梅毓自始至终没说过宋澜不要脸地喊「兄长」的事,但凭藉着梅砚对宋澜的了解,已经能够猜出来八|九分。
「他素来是个死不要脸,逼问不休的人。」
梅毓却摇摇头:「他虽年轻,却是个好皇帝的苗子,景怀,这是你教得好。」
梅砚再度打量兄长,这次却有些狐疑。
「他是不是给兄长吃了什麽迷魂药?」
梅毓又笑,话里话外都透露着对宋澜的满意:「说什麽笑话,那孩子如此纯善。」
梅砚:「……」
他学富五车,学贯古今,学识渊博,统揽古今中外所有的词语,都觉得「纯善」这两个字和宋澜是如此的格格不入。
偏执丶杀伐丶伪善丶狡猾似乎更合适些吧?
「景怀,你可是想要留在盛京,继续帮他助他,扶持他坐稳皇位,坐拥天下?」
梅砚正了正神色,再度点点头:「我是他的少傅,他又因我牵累步入穷巷,这本就应该。」
「若真如此,我不反对,可你与他终究不比阿公和翁翁,日後又该如何?」
梅毓口中的阿公和翁翁,便是他们在钱塘的两位外祖。
不是外祖父和外祖母,而是外祖父和外祖父,也是若干年前,将盛京城搅得天翻地覆的一对人物。
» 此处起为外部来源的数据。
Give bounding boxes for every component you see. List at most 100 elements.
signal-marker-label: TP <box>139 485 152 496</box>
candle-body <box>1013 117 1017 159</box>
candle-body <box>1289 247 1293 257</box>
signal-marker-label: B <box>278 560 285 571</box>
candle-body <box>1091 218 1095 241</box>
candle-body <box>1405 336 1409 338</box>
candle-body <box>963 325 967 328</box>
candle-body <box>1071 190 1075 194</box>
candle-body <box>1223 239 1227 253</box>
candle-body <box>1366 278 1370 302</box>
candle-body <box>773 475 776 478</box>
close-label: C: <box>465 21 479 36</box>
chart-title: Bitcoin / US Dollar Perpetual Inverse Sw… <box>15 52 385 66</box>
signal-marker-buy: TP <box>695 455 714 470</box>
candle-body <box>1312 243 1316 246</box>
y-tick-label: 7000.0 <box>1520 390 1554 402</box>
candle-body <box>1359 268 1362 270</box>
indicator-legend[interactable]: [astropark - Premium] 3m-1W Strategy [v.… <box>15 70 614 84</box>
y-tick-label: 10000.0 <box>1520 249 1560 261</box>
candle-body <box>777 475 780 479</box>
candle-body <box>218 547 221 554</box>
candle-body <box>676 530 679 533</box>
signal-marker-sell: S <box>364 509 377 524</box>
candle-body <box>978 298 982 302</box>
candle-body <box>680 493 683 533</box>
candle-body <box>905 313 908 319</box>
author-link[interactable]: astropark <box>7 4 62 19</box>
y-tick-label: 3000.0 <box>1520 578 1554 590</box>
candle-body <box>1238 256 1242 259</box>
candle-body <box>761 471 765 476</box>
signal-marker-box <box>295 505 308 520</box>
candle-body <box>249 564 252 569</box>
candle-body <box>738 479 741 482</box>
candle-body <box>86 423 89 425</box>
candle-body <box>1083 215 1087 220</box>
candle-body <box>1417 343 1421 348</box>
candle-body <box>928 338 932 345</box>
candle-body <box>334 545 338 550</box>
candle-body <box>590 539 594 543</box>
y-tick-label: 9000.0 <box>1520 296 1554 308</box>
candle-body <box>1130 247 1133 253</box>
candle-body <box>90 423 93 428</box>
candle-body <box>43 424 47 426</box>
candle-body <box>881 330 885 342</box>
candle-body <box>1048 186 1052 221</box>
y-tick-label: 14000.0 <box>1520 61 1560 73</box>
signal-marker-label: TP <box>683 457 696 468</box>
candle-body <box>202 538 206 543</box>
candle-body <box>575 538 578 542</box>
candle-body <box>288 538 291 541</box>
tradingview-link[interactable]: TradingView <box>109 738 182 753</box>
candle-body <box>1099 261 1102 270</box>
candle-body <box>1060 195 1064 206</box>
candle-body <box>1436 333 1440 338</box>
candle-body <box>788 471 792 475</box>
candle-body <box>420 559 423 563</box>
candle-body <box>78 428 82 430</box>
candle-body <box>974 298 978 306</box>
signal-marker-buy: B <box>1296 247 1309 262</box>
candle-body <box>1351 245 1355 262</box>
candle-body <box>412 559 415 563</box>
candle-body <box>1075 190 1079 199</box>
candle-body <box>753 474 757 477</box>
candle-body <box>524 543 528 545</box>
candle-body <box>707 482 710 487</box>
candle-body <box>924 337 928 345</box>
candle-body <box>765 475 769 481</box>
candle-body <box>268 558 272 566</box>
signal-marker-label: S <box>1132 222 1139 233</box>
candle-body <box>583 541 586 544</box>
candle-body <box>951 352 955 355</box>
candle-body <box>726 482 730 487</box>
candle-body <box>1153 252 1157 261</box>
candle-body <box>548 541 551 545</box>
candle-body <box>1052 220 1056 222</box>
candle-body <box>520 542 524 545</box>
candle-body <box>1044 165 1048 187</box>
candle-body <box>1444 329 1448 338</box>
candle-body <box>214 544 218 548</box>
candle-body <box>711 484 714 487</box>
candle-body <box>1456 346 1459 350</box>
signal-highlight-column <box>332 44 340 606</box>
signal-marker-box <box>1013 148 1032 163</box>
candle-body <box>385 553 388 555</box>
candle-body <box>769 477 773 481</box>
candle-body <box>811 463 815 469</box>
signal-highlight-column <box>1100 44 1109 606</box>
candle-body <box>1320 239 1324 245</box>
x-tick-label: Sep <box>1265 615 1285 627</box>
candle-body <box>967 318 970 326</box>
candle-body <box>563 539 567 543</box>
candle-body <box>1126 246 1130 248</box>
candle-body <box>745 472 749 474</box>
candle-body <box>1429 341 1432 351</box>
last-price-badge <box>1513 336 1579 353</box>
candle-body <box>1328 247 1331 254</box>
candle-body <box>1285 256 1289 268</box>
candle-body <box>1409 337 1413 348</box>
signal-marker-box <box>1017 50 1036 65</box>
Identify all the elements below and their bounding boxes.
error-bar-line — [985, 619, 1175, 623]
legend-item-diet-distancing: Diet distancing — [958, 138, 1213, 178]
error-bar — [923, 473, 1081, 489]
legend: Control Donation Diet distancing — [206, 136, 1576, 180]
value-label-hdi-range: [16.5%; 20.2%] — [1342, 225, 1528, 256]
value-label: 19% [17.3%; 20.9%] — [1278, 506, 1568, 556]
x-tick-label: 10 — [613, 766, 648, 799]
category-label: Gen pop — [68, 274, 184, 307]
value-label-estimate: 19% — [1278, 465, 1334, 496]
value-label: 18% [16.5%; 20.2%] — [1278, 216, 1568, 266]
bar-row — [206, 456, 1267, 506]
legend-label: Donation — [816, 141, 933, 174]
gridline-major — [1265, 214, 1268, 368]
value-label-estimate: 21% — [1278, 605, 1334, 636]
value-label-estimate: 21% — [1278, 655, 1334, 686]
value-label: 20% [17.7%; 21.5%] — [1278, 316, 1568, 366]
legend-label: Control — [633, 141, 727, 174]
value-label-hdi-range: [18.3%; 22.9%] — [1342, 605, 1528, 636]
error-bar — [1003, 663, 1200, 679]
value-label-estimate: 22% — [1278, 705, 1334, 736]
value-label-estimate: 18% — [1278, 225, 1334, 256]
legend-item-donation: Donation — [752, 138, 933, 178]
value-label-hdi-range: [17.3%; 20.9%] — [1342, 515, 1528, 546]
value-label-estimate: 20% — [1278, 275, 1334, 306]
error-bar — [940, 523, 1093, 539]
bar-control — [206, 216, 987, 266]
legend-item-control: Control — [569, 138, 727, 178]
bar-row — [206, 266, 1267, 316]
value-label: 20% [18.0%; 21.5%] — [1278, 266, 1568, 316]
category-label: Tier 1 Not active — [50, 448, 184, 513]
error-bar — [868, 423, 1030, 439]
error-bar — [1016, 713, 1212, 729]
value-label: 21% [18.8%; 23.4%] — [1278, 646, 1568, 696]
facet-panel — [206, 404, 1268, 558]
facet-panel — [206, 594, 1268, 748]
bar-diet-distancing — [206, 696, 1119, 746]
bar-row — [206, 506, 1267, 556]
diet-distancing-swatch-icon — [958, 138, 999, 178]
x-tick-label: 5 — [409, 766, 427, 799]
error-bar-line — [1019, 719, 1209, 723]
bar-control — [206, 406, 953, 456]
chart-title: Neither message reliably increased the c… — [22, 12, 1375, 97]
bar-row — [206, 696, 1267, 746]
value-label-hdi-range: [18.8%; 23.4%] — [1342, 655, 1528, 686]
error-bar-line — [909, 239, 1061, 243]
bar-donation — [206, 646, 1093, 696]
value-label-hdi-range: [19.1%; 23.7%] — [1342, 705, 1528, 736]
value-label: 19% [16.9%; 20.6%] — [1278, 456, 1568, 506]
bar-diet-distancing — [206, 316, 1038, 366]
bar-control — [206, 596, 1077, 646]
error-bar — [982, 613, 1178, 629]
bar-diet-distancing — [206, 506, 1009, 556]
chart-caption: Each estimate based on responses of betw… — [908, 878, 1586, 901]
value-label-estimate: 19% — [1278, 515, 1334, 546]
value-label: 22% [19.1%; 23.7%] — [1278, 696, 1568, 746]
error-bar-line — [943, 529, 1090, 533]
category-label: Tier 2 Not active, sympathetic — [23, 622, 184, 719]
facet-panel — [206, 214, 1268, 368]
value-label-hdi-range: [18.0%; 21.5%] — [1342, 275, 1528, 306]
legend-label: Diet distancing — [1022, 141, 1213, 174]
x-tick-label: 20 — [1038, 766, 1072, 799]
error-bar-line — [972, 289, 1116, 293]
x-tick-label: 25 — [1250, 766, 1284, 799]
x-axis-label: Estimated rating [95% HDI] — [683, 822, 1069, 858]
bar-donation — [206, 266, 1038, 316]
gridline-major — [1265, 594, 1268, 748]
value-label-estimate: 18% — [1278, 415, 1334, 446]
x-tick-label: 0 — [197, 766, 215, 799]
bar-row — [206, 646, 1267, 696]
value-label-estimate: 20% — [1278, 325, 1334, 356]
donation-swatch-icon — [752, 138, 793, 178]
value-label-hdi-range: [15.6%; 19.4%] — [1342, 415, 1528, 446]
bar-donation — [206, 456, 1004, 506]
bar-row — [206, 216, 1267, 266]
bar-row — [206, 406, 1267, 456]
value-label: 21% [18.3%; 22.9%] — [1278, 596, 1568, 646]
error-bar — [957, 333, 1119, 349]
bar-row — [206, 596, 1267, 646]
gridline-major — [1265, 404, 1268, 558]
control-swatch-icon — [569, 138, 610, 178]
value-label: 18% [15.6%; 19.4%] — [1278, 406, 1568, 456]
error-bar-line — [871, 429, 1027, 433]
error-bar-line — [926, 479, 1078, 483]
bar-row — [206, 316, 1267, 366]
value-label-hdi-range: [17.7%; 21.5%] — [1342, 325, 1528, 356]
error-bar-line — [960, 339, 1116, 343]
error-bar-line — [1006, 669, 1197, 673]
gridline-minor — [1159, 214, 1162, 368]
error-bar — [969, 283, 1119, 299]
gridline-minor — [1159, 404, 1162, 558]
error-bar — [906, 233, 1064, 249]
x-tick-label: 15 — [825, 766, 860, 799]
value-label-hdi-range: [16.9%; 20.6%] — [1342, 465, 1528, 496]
梅砚仰起头,看着远处旭日东升,晨辉洒满庭院,天彻底亮了。
「日後的事,日後再说吧。」
默了一会儿,梅毓没再说话,梅砚便知他想问的都问完了。
「兄长这次肯参加科考,是因为祖父的冤情得到平反了吗?」
「嗯」,梅毓从石凳上站起身,也去看那一方晨明:「我思来想去,祖父当初被先帝所弃,写下那绝笔时虽心灰意冷,却并未悔过。祖父和父亲的心里装着天下社稷,如今冤案以平,我也不想在钱塘沉寂一生。」
梅毓纯孝,守着梅时庸的绝笔十五年,一身才华埋没在了钱塘江里,如今梅时庸的冤情被宋澜平了,九泉之下的梅时庸也不想看着他们兄弟二人真的隐姓埋名一辈子。
他让梅砚跪了一宿,并非真的是怪梅砚违背祖父遗愿,只是想要问问梅砚对宋澜的想法罢了。